Markov chain convergence problem. Consider a markov chain matrix P of size n x n (n states).
P is known to be:
1- there are at least two absorbent states. one of them is denoted by null. (thus, we have that P_null,null = 1)
2- For the set of states that are not absorbent (called set H) , we have that P_h,null > 0 for all h in H.
3- Not all states are recurrent.
4- Aperiodic (the return to some states can occur at irregular times).
It is true that limit when n goes to infinity of P^n converges? Is this result well known or is the proof simple?
Thanks.
 A: Yes. $P^n$ converges to a matrix $Q$ with 
(i) $Q_{i,i}=1$ for each $i\not\in H$ ($i$ is absorbent), and 
(ii) $\sum_{j\not\in H} Q_{i,j}=1$ for all $i\in H$.
To see (ii) we need that  $\sum_{j\not\in H}P^n_{i,j}\rightarrow 1$ for all $i\in H$. For this note that $\sum_{j\not\in H}P^n_{i,j}$ is the probability of going from $i$ to an absorbent state in $n$ steps, and so if $P_{i,\text{null}}\ge\lambda>0$ for all $i\in H$ then for all $j\not\in H$,
$$
P^n_{i,j}\le (1-\lambda)^n\rightarrow 0.
$$
To get a unique such $Q$ we need to show for each absorbent state (say, for null)
$$
\lim_n \ P^n_{i,\text{null}}\quad\text{exists}
$$ 
for each $i\in H$. But $P^n_{i,\text{null}}\le P^{n+1}_{i,\text{null}}$ since once we get to null we stay there.
A: Yes, uniqueness holds.
Condition 2 implies that every state $j$ is either absorbing $(j\not\in H)$ or transient $(j\in H)$. Define the absorption time to be $T=\inf (n\geq 0: X_n\not\in H)$.

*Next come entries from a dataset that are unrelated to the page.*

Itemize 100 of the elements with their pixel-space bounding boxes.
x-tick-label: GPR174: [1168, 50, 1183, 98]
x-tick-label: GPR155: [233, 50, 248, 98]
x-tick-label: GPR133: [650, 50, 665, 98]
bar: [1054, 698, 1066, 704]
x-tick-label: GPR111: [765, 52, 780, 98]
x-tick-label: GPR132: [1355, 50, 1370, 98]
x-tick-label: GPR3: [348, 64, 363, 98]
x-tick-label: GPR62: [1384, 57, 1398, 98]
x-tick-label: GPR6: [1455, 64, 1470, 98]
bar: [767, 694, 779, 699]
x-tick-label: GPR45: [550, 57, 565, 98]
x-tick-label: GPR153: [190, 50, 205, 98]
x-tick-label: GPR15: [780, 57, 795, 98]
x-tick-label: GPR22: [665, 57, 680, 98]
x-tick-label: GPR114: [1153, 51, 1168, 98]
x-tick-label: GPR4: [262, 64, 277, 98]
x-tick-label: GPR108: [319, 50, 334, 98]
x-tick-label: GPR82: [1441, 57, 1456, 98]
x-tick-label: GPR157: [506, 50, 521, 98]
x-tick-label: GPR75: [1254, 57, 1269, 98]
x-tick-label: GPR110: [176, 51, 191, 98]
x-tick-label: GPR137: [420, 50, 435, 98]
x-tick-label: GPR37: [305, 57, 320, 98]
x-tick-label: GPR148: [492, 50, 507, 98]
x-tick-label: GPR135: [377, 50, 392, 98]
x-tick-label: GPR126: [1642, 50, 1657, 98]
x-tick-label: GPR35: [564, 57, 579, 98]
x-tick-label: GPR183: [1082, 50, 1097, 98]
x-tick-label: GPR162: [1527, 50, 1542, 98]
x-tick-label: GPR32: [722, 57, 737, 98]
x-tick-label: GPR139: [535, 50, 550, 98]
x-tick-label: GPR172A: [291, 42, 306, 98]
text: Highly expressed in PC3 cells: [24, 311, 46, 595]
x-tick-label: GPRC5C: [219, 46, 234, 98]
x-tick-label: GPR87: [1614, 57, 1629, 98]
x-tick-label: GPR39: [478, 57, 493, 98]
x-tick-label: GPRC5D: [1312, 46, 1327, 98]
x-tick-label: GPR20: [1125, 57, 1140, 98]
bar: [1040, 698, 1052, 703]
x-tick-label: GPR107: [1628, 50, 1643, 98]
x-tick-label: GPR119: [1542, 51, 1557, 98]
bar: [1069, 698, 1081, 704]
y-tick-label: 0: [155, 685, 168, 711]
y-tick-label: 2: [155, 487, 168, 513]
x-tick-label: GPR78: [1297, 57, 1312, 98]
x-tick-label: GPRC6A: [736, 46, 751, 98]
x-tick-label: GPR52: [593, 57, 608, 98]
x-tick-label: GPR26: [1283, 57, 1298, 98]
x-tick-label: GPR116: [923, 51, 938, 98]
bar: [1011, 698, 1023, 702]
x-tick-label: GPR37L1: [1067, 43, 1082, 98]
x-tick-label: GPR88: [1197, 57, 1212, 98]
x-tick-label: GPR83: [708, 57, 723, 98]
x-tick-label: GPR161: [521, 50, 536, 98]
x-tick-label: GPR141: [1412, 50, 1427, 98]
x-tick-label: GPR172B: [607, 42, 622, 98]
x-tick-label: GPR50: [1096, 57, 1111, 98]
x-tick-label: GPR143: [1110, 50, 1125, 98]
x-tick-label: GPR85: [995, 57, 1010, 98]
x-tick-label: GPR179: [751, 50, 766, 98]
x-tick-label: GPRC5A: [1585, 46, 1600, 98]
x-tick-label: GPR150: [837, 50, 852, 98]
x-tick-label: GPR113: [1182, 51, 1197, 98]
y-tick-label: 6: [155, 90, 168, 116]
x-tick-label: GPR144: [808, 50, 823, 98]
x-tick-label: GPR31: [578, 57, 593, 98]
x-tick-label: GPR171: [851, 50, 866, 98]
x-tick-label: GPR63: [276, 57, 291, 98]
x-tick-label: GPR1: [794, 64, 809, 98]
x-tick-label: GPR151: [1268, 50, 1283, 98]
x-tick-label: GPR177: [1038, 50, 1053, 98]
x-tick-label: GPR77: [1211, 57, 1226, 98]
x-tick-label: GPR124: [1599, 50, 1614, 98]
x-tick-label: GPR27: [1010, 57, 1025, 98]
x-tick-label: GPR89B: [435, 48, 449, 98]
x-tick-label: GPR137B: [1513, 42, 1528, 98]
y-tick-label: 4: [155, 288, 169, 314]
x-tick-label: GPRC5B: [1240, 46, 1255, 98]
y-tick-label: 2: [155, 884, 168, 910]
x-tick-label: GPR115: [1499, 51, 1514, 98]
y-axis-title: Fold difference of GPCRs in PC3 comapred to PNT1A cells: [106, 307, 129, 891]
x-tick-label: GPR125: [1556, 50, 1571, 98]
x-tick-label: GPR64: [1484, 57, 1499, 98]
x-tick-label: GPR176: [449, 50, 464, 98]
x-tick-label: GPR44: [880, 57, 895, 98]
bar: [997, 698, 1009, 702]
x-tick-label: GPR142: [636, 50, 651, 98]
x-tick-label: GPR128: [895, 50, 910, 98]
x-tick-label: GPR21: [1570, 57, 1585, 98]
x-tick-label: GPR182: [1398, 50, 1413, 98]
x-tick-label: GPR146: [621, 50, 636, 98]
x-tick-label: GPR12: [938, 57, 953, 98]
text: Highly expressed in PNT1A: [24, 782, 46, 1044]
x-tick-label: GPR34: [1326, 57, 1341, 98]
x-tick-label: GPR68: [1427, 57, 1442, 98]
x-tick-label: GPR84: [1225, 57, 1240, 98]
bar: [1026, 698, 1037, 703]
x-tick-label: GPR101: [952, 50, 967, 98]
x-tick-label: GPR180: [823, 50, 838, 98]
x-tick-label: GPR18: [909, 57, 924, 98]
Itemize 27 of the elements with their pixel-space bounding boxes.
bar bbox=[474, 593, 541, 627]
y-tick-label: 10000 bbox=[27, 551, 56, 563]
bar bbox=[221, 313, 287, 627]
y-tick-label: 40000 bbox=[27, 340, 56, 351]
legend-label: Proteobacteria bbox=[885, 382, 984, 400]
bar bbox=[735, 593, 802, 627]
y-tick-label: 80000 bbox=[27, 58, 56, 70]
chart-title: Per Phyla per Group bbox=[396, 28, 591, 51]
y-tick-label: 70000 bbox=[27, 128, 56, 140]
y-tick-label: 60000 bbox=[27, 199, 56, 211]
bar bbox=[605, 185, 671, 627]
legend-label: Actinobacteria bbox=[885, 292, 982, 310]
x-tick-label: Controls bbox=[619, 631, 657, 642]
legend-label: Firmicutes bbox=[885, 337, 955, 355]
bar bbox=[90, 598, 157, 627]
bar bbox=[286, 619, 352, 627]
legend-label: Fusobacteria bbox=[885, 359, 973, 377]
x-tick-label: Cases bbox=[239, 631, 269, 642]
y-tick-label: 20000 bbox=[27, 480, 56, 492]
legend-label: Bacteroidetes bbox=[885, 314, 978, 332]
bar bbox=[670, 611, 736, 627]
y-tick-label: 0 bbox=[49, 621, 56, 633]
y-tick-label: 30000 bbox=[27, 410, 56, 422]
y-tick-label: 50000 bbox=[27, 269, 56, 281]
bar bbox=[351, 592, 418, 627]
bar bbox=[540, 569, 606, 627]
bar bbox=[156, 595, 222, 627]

This $T$ is almost surely finite for any starting state $i$, that is, the chain is eventually absorbed. 
If $j\in H$, then $p^n_{ij}=P_i(X_n=j)\leq P_i(T>n)\to 0=:Q_{ij}$ as $n\to\infty$. 
If $j\not\in H$, then $p^n_{ij}=P_i(X_n=j)\uparrow  P_i(X_T=j)=:Q_{ij}$ as $n\to\infty$.